VRF systems offer multiple benefits including:

• Reduced pipe energy losses
• Improved zone temperature control and substantially reduced energy usage
• Eliminating the need for a boiler room and its ventilation requirements and making the recovered space available for other uses
• Roof space freed up for other uses; eliminated room air-conditioner envelope losses (both infiltration and conduction)
• Higher-efficiency cooling/heating
• No electric resistance backup
• Heat recovery for DHW
• No structural damage from circulation water leaks
• Improved tenant comfort; potential to submeter heating, cooling, and DHW
• Resiliency (no boiler on the lower floors); and most important, dramatically lower carbon emissions.

Lighting strategies include low lighting power density (LPD) design solutions while maintaining acceptable levels of illumination. Where applicable, occupancy sensors and bi-level lighting controls are evaluated.The most efficient available appliances are considered for apartments and common areas.

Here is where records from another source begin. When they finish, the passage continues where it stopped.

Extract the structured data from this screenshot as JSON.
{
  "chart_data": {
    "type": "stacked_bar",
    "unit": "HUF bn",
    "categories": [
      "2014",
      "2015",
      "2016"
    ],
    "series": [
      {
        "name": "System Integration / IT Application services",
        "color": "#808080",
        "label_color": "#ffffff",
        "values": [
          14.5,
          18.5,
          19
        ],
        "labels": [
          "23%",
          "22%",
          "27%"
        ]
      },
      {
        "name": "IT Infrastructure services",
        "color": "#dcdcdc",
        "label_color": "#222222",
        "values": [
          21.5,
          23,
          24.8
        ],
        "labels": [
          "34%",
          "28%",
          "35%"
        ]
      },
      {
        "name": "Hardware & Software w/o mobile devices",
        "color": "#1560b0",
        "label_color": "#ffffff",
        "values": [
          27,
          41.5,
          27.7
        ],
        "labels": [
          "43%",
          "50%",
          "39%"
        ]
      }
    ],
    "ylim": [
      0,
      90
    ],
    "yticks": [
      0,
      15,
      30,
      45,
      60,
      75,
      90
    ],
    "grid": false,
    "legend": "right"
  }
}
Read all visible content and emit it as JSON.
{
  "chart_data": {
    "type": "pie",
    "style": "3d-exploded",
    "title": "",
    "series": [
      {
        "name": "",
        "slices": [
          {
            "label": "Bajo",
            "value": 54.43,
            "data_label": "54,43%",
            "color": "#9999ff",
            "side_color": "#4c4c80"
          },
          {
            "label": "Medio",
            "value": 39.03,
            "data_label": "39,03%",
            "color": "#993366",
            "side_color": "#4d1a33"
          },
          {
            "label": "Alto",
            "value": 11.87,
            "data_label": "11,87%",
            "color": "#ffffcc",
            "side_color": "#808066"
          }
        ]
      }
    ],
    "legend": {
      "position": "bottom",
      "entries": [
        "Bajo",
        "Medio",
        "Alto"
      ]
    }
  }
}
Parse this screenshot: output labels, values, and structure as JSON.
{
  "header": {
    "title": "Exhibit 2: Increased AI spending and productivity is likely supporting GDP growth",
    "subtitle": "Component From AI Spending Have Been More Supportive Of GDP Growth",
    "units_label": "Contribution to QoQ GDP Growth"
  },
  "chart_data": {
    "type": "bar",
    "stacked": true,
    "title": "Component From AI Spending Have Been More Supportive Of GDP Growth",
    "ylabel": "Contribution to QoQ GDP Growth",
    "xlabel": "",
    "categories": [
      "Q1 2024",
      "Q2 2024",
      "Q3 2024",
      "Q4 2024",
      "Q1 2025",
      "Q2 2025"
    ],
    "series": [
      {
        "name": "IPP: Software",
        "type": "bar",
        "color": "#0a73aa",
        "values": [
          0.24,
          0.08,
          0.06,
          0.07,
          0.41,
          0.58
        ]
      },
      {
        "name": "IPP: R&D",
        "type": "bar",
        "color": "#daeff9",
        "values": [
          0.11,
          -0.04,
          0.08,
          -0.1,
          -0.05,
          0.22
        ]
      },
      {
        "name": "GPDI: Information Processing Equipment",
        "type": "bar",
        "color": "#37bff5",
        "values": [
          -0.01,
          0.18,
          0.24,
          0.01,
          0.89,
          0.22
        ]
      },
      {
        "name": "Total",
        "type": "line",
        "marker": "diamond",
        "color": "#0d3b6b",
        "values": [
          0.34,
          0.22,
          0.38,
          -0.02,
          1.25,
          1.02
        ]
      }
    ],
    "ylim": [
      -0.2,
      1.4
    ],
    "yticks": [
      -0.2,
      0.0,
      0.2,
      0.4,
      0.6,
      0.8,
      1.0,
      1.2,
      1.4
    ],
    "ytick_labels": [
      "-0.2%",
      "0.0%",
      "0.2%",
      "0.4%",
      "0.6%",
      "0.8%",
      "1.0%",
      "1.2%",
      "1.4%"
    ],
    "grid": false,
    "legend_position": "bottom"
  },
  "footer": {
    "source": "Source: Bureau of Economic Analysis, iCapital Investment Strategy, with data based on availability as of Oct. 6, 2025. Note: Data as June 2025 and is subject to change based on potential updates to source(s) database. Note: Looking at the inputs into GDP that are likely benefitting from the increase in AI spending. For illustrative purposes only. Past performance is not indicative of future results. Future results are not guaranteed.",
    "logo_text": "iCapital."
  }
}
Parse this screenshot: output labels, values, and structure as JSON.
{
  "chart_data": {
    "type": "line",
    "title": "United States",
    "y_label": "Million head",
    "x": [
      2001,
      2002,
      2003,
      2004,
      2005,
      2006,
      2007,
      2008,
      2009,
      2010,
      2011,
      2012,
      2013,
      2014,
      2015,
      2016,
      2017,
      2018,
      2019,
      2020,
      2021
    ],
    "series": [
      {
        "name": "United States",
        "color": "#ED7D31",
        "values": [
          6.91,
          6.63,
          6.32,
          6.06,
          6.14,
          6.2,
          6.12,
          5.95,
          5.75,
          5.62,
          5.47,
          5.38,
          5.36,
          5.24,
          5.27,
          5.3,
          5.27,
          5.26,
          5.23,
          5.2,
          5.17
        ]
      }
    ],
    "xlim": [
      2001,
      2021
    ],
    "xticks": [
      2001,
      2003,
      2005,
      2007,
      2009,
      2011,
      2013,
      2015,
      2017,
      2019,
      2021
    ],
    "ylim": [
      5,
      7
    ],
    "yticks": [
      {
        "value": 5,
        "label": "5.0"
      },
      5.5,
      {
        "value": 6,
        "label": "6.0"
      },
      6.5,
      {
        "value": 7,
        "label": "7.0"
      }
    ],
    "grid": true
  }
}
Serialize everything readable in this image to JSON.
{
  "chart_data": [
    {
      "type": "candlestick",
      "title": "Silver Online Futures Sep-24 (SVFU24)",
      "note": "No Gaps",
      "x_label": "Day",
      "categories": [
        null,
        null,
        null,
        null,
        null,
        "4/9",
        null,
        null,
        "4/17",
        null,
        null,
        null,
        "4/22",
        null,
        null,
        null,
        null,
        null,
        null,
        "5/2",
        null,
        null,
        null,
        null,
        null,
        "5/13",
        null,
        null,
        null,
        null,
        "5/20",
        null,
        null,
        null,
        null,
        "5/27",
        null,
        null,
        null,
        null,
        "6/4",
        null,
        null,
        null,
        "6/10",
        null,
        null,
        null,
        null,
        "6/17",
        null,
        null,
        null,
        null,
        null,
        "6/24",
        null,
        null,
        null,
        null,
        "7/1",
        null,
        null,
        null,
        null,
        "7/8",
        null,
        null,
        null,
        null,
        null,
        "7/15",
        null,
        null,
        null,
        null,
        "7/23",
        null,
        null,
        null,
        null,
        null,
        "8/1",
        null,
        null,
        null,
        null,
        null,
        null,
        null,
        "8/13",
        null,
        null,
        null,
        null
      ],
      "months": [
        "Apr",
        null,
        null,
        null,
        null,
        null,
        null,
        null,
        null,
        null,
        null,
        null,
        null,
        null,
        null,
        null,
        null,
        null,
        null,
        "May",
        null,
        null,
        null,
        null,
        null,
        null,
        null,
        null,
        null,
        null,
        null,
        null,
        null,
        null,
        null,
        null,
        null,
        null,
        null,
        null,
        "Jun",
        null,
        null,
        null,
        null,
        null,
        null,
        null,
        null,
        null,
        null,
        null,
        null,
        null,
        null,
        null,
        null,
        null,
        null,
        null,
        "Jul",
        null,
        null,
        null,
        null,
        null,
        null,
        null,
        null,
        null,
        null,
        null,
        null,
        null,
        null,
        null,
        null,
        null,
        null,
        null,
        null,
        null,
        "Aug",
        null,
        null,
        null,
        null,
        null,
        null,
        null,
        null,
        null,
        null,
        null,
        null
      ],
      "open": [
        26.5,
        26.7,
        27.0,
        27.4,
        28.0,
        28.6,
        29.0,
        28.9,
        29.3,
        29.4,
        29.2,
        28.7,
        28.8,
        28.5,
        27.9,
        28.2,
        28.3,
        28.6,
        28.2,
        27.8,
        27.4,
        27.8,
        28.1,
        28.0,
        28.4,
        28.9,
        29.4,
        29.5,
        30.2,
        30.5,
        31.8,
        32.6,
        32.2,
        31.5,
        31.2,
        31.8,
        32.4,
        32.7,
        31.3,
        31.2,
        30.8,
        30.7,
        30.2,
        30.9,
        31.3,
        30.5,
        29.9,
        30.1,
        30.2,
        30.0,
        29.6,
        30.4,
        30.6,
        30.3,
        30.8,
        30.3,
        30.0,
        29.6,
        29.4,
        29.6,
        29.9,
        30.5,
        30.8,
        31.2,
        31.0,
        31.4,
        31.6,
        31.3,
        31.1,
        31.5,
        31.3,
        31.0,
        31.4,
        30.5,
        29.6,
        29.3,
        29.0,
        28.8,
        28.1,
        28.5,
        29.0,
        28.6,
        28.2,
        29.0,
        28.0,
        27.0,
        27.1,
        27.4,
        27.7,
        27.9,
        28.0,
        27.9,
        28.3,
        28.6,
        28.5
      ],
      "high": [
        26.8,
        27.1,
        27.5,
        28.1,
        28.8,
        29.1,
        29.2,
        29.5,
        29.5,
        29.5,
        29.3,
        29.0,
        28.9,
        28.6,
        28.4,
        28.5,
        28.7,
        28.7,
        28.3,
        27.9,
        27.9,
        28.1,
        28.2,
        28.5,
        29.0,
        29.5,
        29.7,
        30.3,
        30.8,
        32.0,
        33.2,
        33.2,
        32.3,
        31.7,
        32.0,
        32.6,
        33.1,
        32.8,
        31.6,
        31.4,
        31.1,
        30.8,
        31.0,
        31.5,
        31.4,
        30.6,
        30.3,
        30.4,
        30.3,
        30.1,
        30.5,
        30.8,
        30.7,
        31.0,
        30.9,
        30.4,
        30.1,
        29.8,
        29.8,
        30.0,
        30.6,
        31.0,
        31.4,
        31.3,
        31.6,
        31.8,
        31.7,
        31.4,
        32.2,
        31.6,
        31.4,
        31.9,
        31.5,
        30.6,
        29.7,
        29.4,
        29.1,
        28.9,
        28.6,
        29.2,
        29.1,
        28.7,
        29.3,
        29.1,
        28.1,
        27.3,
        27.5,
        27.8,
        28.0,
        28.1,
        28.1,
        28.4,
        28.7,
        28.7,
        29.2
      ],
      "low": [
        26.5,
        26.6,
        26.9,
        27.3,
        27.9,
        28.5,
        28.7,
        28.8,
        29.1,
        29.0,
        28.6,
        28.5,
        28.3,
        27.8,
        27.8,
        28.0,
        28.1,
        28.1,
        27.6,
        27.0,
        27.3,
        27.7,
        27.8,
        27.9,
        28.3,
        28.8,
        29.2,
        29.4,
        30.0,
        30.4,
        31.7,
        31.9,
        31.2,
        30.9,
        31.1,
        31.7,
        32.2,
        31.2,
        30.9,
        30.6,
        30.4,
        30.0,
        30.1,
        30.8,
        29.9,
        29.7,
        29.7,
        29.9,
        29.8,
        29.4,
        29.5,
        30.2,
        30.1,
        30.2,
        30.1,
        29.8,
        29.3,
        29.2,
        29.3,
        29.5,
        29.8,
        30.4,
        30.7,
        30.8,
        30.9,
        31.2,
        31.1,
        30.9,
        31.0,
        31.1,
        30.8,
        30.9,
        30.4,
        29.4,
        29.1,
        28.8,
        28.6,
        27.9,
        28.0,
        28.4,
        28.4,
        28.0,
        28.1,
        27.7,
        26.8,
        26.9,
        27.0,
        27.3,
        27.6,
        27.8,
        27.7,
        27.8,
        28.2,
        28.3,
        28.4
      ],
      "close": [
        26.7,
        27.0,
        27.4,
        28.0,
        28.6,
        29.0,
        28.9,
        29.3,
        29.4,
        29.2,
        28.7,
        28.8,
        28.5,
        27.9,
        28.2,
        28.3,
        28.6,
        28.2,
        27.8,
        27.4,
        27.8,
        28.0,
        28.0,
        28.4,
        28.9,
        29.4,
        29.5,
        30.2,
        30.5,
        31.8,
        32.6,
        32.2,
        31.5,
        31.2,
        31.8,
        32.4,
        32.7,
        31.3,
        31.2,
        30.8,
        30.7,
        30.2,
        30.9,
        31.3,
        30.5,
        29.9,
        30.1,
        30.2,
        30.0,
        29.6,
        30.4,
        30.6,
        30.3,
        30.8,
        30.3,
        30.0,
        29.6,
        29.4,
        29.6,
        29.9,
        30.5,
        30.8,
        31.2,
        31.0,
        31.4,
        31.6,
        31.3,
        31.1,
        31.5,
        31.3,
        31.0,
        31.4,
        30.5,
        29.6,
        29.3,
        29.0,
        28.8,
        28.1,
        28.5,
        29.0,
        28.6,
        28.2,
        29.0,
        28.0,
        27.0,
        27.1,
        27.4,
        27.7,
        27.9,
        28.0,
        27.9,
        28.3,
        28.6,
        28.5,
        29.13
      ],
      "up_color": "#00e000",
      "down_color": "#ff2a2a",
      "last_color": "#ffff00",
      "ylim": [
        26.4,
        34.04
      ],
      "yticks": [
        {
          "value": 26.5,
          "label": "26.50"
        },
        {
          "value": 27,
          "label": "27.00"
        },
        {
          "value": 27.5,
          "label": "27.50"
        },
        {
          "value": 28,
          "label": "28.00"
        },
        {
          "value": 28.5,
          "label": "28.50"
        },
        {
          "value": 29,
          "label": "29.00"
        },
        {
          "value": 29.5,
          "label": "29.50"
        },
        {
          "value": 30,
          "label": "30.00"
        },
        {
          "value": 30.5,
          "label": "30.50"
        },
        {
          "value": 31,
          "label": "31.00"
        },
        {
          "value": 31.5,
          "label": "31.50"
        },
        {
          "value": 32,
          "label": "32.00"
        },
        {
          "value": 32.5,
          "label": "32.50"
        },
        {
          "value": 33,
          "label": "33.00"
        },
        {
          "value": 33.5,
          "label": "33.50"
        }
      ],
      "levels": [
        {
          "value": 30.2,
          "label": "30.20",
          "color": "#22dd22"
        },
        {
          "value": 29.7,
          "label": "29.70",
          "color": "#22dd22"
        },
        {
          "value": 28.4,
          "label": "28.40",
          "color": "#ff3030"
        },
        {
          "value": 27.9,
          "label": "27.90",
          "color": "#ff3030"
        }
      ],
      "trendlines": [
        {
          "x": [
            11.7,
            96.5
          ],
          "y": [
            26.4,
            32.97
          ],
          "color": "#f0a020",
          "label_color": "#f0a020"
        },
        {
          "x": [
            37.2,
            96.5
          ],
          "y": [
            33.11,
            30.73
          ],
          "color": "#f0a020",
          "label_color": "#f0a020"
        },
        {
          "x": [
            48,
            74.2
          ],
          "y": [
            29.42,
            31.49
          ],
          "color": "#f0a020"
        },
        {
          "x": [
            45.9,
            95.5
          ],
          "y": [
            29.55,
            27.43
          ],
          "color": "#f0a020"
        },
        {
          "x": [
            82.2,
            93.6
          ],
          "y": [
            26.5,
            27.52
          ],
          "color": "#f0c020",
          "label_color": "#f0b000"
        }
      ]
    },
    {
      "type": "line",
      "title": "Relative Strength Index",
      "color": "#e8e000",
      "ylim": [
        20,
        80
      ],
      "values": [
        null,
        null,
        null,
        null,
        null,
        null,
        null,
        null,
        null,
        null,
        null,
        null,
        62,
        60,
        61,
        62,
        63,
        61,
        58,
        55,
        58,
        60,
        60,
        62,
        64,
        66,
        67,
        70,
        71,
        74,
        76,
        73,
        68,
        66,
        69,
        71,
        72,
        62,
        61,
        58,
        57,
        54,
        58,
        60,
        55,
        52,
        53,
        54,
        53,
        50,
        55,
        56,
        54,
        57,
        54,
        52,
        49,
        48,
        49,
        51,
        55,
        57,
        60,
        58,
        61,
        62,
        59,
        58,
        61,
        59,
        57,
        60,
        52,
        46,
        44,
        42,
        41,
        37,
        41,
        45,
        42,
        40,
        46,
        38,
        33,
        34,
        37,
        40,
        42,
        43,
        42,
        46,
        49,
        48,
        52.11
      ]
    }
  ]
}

Solar photovoltaic (PV) arrays can be installed in the freed-up roof space to zero out the remaining electricity use after all other improvements are implemented. Using the eQuest simulation tool, numbers of floors are iteratively varied to determine the economically viable range of floors and also the highest possible number of floors for a building to achieve net-zero energy with today’s technology.

Electrical loads

Appliances and plug-load measures were evaluated first since they are the least recognized for reducing energy and one of the hardest to achieve overall cost-effectiveness. Evaluated products were the lowest energy users among Energy Star labeled products and tabulated as follows:

• Ultra-high-efficiency refrigerators: These are expensive but offer high-value energy savings. This improvement has an incremental cost ($/kW) similar to solar PV, but is still worthwhile because it does not require roof space.
• Clothes dryer: Per the Super-Efficient Dryer Initiative (SEDI), clothes washers reduced their energy use by almost 75% in the last two decades, compared to dryers with only a 20% improvement (excluding heat pump dryers). As a proven technology elsewhere in the world (over 25 models are available in the European Union), heat pump dryers have great potential in the U.S. market. The U.S. Environmental Protection Agency (EPA) gave heat pump dryers an Energy Star Emerging Technology 2012 Award.
• Television: Energy Star’s standby mode requirements have tightened over the years, which reduced consumption drastically (by 36 billion kWh/year in 2012), while 80% of televisions met the requirements by 2008. Televisions that meet today’s Energy Star requirements are on average 40% more efficient than conventional models. Since 2011, Energy Star no longer permits more energy use for larger screen TVs (larger than approximately 50 in.).
• TV set-top (cable) boxes: According to a 2011 Natural Resources Defense Council (NRDC) study, set-top boxes in the U.S. consumed about 27 billion kWh in 2010, equivalent to nine 500-MW coal-fired power plants. There are about 160 million set-top boxes in use in the country, at near-full power even when the consumer is not watching or recording TV. Potential improvements with set-top boxes include efficient multi-room solutions that schedule recordings on a central appliance and Internet protocol TVs (IPTV) boxes that draw approximately 18 W when operating and 12 W in light sleep state.